Three Lochs Festival

Starting next Thursday is the first Three Lochs Book and Arts Festival, here in Strontian.

It promises to be an absolutely wonderful weekend.

Anyone who thinks we're starved of culture out here in the sticks might be pleasantly surprised.

It's a three day festival, although looking at the programme (download) things really get going on the Friday night and Saturday.

The big name in the line-up is internationally acclaimed writer Alexander McCall Smith, author of the No.1 Ladies' Detective Agency series.


I'm in there too on the Saturday morning, talking about shooting kayakers. However, my main contribution has been to secure the services of someone else.

Twenty-five years ago, I made friends with an American bloke I met in a pub in Langdale, in the English Lake District.
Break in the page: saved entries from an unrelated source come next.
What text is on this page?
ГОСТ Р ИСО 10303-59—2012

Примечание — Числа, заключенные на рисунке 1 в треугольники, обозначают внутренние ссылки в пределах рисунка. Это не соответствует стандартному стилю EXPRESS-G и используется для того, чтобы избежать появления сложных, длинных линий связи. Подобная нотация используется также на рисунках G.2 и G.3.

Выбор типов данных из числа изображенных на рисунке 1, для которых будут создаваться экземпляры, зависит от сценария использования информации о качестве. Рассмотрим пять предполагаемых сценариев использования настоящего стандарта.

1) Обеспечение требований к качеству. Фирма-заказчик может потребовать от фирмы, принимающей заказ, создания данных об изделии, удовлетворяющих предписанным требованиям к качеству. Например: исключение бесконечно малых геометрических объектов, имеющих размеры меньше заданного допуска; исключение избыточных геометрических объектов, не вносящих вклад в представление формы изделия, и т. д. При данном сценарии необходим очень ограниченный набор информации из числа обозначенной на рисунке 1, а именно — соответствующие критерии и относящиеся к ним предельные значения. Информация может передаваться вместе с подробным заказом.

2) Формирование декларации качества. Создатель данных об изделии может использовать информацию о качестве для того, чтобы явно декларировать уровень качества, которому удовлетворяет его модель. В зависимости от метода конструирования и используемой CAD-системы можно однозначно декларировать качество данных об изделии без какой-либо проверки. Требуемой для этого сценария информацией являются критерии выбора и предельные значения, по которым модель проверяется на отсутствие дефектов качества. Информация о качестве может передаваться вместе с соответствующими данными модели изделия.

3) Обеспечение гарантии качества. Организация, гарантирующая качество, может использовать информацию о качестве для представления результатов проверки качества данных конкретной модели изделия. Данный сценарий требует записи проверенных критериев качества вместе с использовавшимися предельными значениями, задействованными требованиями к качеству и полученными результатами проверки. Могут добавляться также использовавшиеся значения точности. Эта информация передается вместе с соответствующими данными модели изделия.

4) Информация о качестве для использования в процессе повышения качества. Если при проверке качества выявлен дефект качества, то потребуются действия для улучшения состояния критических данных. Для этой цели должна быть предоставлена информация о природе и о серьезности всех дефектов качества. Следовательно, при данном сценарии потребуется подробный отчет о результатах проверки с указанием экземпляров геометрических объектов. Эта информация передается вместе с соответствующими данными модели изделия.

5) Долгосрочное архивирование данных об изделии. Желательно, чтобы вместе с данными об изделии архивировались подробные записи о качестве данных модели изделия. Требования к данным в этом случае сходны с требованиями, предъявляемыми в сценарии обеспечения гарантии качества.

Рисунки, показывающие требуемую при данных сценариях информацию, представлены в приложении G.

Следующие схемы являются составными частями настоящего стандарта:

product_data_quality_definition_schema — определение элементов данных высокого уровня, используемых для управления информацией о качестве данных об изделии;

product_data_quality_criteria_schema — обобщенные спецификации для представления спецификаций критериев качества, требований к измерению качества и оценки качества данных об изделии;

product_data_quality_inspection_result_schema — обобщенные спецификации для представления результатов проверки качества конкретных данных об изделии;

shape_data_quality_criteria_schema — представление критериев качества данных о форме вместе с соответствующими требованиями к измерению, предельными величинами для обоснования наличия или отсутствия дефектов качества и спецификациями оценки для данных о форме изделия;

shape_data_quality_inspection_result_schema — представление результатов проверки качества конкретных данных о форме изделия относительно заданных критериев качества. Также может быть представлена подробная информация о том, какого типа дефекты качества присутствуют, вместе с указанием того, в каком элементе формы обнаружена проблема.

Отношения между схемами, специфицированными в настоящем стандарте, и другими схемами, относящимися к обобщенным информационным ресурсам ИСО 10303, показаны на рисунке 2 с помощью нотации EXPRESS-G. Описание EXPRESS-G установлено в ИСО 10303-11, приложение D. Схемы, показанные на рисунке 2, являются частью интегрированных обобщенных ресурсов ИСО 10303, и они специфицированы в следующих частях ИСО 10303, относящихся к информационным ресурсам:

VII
Will and I became good friends, even before e-mail.

He stayed with me a few times and I spent two weeks driving around California with him and two crazy Italian girls, one of whom he married.
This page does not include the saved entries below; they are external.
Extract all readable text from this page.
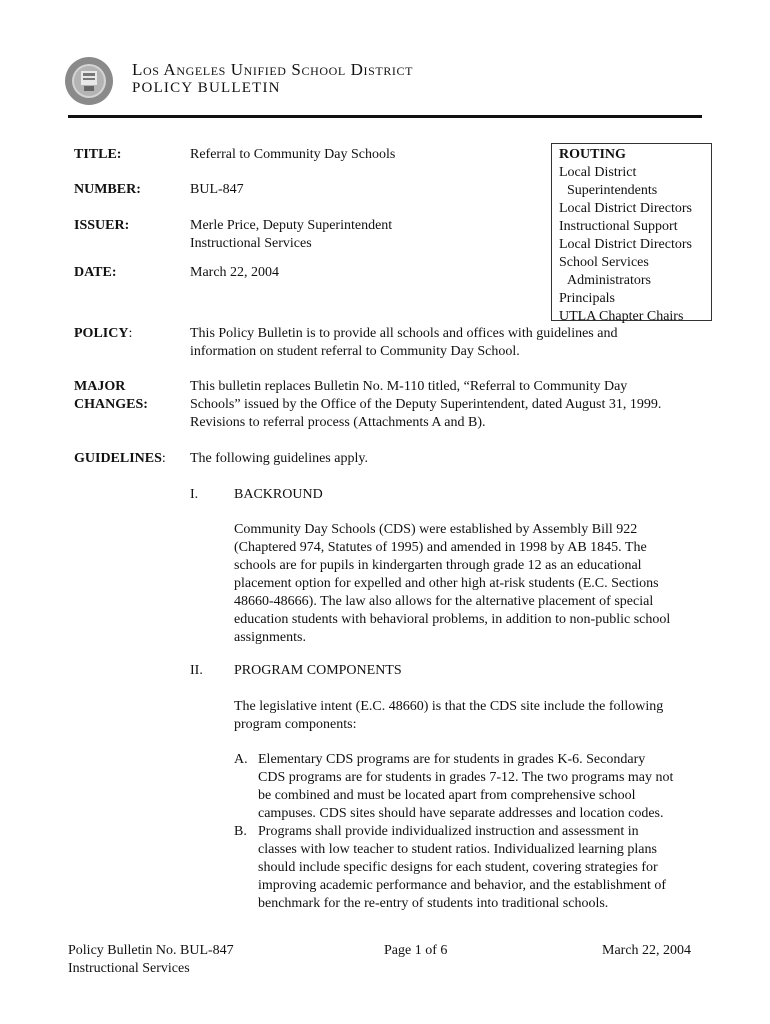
Los Angeles Unified School District
POLICY BULLETIN
TITLE:	Referral to Community Day Schools
NUMBER:	BUL-847
ISSUER:	Merle Price, Deputy Superintendent
Instructional Services
DATE:	March 22, 2004
ROUTING
Local District
Superintendents
Local District Directors
Instructional Support
Local District Directors
School Services
Administrators
Principals
UTLA Chapter Chairs
POLICY:	This Policy Bulletin is to provide all schools and offices with guidelines and
information on student referral to Community Day School.
MAJOR
CHANGES:
This bulletin replaces Bulletin No. M-110 titled, “Referral to Community Day
Schools” issued by the Office of the Deputy Superintendent, dated August 31, 1999.
Revisions to referral process (Attachments A and B).
GUIDELINES: The following guidelines apply.
I.	BACKROUND
Community Day Schools (CDS) were established by Assembly Bill 922
(Chaptered 974, Statutes of 1995) and amended in 1998 by AB 1845. The
schools are for pupils in kindergarten through grade 12 as an educational
placement option for expelled and other high at-risk students (E.C. Sections
48660-48666). The law also allows for the alternative placement of special
education students with behavioral problems, in addition to non-public school
assignments.
II. PROGRAM COMPONENTS
The legislative intent (E.C. 48660) is that the CDS site include the following
program components:
A. Elementary CDS programs are for students in grades K-6. Secondary
CDS programs are for students in grades 7-12. The two programs may not
be combined and must be located apart from comprehensive school
campuses. CDS sites should have separate addresses and location codes.
B. Programs shall provide individualized instruction and assessment in
classes with low teacher to student ratios. Individualized learning plans
should include specific designs for each student, covering strategies for
improving academic performance and behavior, and the establishment of
benchmark for the re-entry of students into traditional schools.
Policy Bulletin No. BUL-847
Instructional Services
Page 1 of 6	March 22, 2004
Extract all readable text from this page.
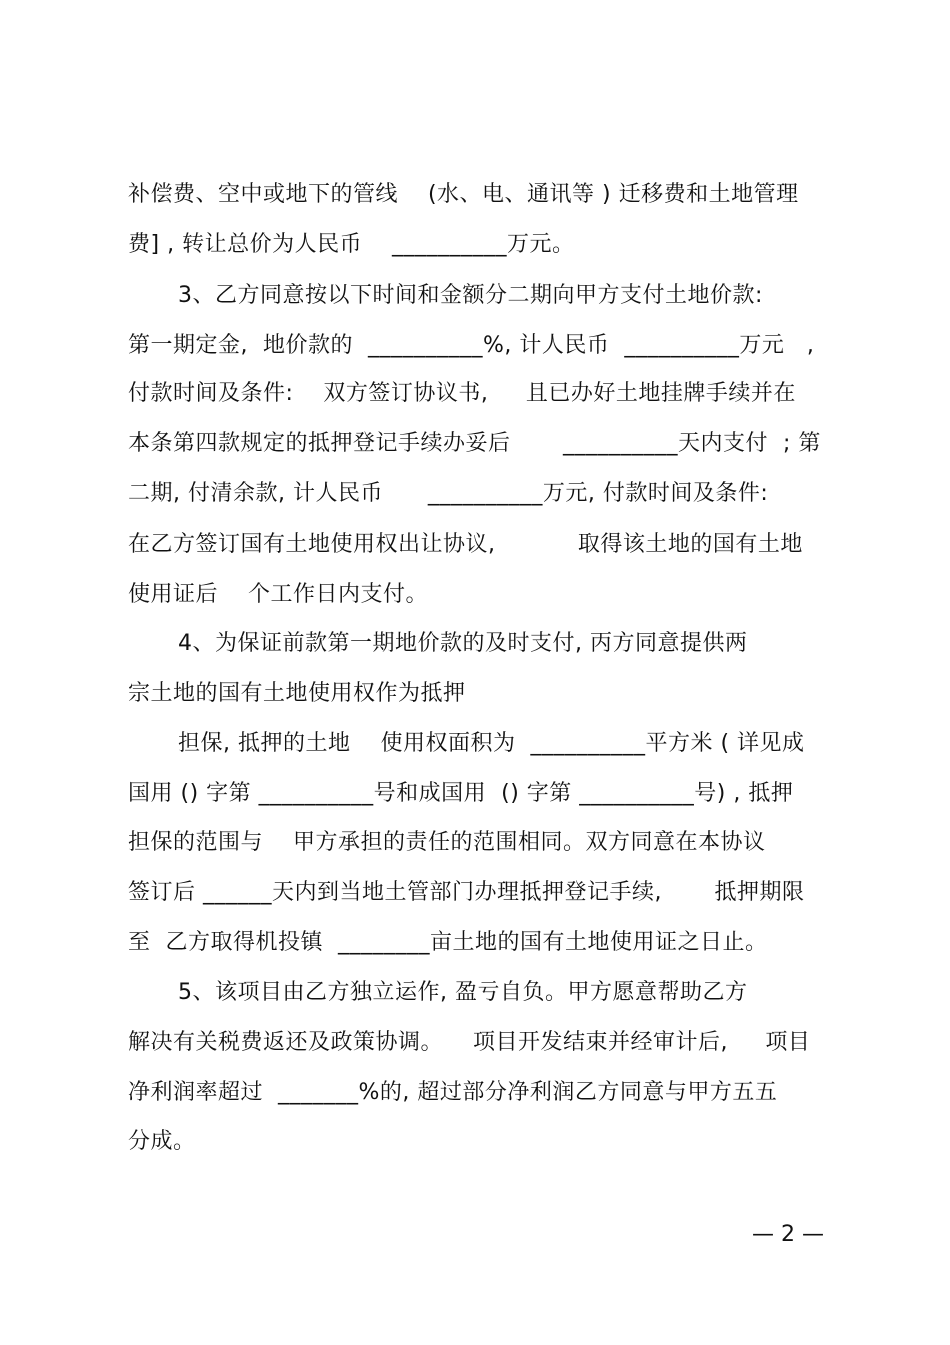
补偿费、空中或地下的管线    (水、电、通讯等 ) 迁移费和土地管理
费] , 转让总价为人民币    __________万元。
3、乙方同意按以下时间和金额分二期向甲方支付土地价款:
第一期定金,  地价款的  __________%, 计人民币  __________万元   ,
付款时间及条件:    双方签订协议书,     且已办好土地挂牌手续并在
本条第四款规定的抵押登记手续办妥后       __________天内支付  ; 第
二期, 付清余款, 计人民币      __________万元, 付款时间及条件:
在乙方签订国有土地使用权出让协议,           取得该土地的国有土地
使用证后    个工作日内支付。
4、为保证前款第一期地价款的及时支付, 丙方同意提供两
宗土地的国有土地使用权作为抵押
担保, 抵押的土地    使用权面积为  __________平方米 ( 详见成
国用 () 字第 __________号和成国用  () 字第 __________号) , 抵押
担保的范围与    甲方承担的责任的范围相同。双方同意在本协议
签订后 ______天内到当地土管部门办理抵押登记手续,       抵押期限
至  乙方取得机投镇  ________亩土地的国有土地使用证之日止。
5、该项目由乙方独立运作, 盈亏自负。甲方愿意帮助乙方
解决有关税费返还及政策协调。    项目开发结束并经审计后,     项目
净利润率超过  _______%的, 超过部分净利润乙方同意与甲方五五
分成。
— 2 —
Back then Will wasn't sure what he wanted to do with his life. He knows now. Will Geiger is a movie director in Hollywood. And a writer. How cool is that?

After film-school, his first feature length movie, written and directed, left the industry speechless in awe. I watched Ocean Tribe sat on his couch, in his house near LA, after I completed hiking the John Muir Trail.
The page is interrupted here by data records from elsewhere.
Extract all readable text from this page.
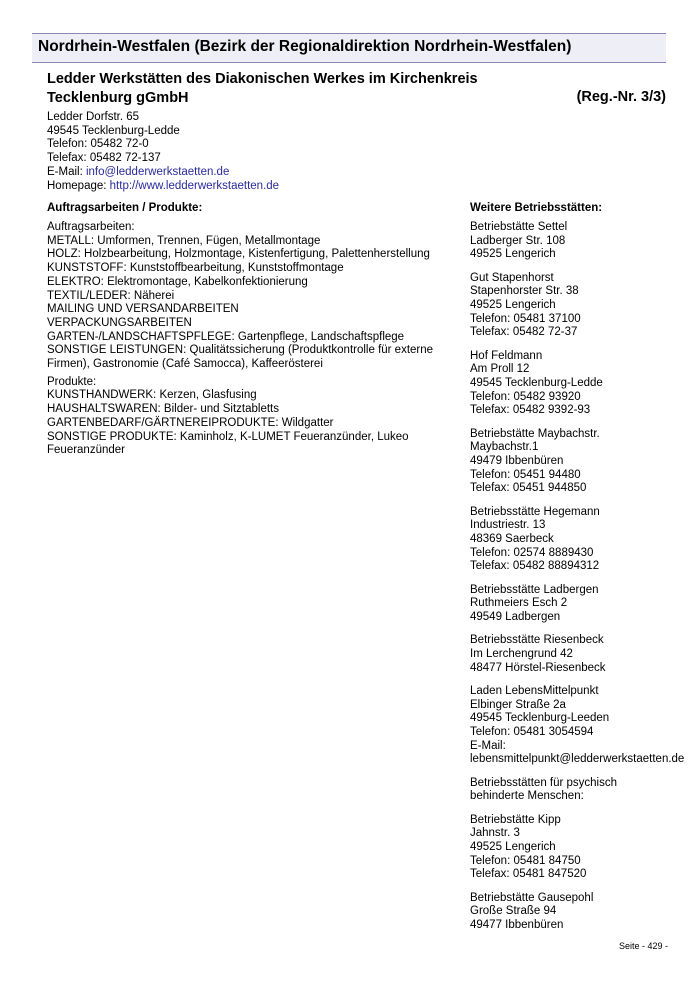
Nordrhein-Westfalen (Bezirk der Regionaldirektion Nordrhein-Westfalen)
Ledder Werkstätten des Diakonischen Werkes im Kirchenkreis
Tecklenburg gGmbH	(Reg.-Nr. 3/3)
Ledder Dorfstr. 65
49545 Tecklenburg-Ledde
Telefon: 05482 72-0
Telefax: 05482 72-137
E-Mail: info@ledderwerkstaetten.de
Homepage: http://www.ledderwerkstaetten.de
Auftragsarbeiten / Produkte:	Weitere Betriebsstätten:
Auftragsarbeiten:
METALL: Umformen, Trennen, Fügen, Metallmontage
HOLZ: Holzbearbeitung, Holzmontage, Kistenfertigung, Palettenherstellung
KUNSTSTOFF: Kunststoffbearbeitung, Kunststoffmontage
ELEKTRO: Elektromontage, Kabelkonfektionierung
TEXTIL/LEDER: Näherei
MAILING UND VERSANDARBEITEN
VERPACKUNGSARBEITEN
GARTEN-/LANDSCHAFTSPFLEGE: Gartenpflege, Landschaftspflege
SONSTIGE LEISTUNGEN: Qualitätssicherung (Produktkontrolle für externe Firmen), Gastronomie (Café Samocca), Kaffeerösterei
Produkte:
KUNSTHANDWERK: Kerzen, Glasfusing
HAUSHALTSWAREN: Bilder- und Sitztabletts
GARTENBEDARF/GÄRTNEREIPRODUKTE: Wildgatter
SONSTIGE PRODUKTE: Kaminholz, K-LUMET Feueranzünder, Lukeo Feueranzünder
Betriebstätte Settel
Ladberger Str. 108
49525 Lengerich
Gut Stapenhorst
Stapenhorster Str. 38
49525 Lengerich
Telefon: 05481 37100
Telefax: 05482 72-37
Hof Feldmann
Am Proll 12
49545 Tecklenburg-Ledde
Telefon: 05482 93920
Telefax: 05482 9392-93
Betriebstätte Maybachstr.
Maybachstr.1
49479 Ibbenbüren
Telefon: 05451 94480
Telefax: 05451 944850
Betriebsstätte Hegemann
Industriestr. 13
48369 Saerbeck
Telefon: 02574 8889430
Telefax: 05482 88894312
Betriebsstätte Ladbergen
Ruthmeiers Esch 2
49549 Ladbergen
Betriebsstätte Riesenbeck
Im Lerchengrund 42
48477 Hörstel-Riesenbeck
Laden LebensMittelpunkt
Elbinger Straße 2a
49545 Tecklenburg-Leeden
Telefon: 05481 3054594
E-Mail:
lebensmittelpunkt@ledderwerkstaetten.de
Betriebsstätten für psychisch
behinderte Menschen:
Betriebstätte Kipp
Jahnstr. 3
49525 Lengerich
Telefon: 05481 84750
Telefax: 05481 847520
Betriebstätte Gausepohl
Große Straße 94
49477 Ibbenbüren
Seite - 429 -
The movie left me more exhausted than the 220 miles. It took me through the whole range of emotions, from flood so ftears to whooping with joy. (I had been in the US for 3 weeks so whooping seemed normal).

His second movie is, in some ways, even better. That's what we'll be showing at the Three Lochs Festival.

Elivs and Anabelle (trailers below) is a huge cult movie. Search for it on YouTube and you'll find kids around the world have made their own trailers with their own music.

It touched a chord. And it got Will noticed by the big studios. He co-wrote and directed Free Willy - Escape from Pirate's Cove (err, not my cup of Orca) and has written the new version of Black Beauty for Warner's. He draws a distinction between these films and those which are his 'babies'.

The screening of Elvis and Anabelle is a week tomorrow, Saturday 18th. Then the audience be able to question Will live via a Skype link-up projected on a big screen. I'll do my best to hold the whole thing together, which will be easy if the technology works.

So, the Highlands meets Hollywood. Should be fun.